The concerns of neighbors are not all directed at the occupiers. “Half the residents are completely out of their minds and need Occupy Wall Street to leave immediately,” said Patricia L. Moore, who lives near Zuccotti Park and also leads the Quality of Life Committee for the community board. “And half are residents who came to the last meeting and said, ‘Welcome to the neighborhood.’ ” Ms. Moore said that most of the residents’ complaints were less about Occupy Wall Street’s presence than about getting the city to make life better for the protesters and the neighborhood. “It’s not about getting them out,” Ms. Moore said of the protesters. “It’s about public officials doing their jobs.”

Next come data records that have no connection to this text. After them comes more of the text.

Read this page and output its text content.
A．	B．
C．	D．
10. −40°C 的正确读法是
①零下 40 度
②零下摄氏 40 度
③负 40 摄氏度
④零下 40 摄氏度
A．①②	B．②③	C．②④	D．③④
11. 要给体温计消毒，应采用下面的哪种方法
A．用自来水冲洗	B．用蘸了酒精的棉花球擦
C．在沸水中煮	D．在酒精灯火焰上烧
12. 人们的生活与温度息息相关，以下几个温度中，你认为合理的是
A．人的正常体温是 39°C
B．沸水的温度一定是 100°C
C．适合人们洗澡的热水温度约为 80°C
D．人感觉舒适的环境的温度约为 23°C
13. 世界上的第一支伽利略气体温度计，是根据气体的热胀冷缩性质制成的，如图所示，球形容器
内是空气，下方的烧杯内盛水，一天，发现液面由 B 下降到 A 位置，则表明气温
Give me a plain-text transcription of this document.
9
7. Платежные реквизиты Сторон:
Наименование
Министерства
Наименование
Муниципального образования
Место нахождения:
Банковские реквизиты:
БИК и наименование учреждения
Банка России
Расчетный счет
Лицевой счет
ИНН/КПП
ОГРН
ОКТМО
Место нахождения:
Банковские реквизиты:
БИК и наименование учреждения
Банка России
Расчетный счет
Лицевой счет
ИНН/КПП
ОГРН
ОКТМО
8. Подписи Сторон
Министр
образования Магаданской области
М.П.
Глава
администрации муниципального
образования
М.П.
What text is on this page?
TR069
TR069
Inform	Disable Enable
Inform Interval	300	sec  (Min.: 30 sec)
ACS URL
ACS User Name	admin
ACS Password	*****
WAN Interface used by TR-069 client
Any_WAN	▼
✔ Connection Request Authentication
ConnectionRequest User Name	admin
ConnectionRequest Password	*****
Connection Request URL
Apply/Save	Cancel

The NYPD continue to harass demonstrations in the city but also seem to be nonplussed by the demonstrators’ refusal to acknowledge their authority. They are forced to manufacture trivial reasons for arrest, which undermines their own credibility. On Saturday afternoon hundreds of demonstrators streamed into a public square in lower Manhattan which houses several government buildings and is deserted at the weekend. The marchers “split into two groups, with about 200 on the sidewalk outside the court buildings and a larger group across the street on a large pedestrian island. Some of the protesters marched briskly toward the granite steps at 60 Centre Street, but officers ran to block their path. A lieutenant, using a bullhorn, said the crowd was not permitted on the steps. At another point, an officer ordered the protesters to leave the sidewalk, saying, ‘You are blocking pedestrian traffic.’ But many in the crowd of demonstrators shouted back, ‘We are pedestrian traffic.’…
“As the confrontation continued, the police kept yelling orders that the sidewalk was closed, or temporarily closed, or had to be closed to keep order. They fanned out in a line, stretching orange mesh netting across the breadth of the sidewalk, and walked along, pushing protesters back and sweeping them away. The strategy drew expressions of puzzlement from many in the area. ‘The police warned these people to move because of pedestrian traffic, but this is an empty place,’ said Robert Rosen, 66. ‘Who are they talking about?’ ”
What Occupy Wall Street needs to do is to maintain its course in the political space it has opened up, which means continuing to develop nonviolent methods of protest which gain it legitimacy and support from the 99 percent of Americans struggling with the effects of the recession and disgusted by the financial oligarchy’s control of the Democratic and Republican parties.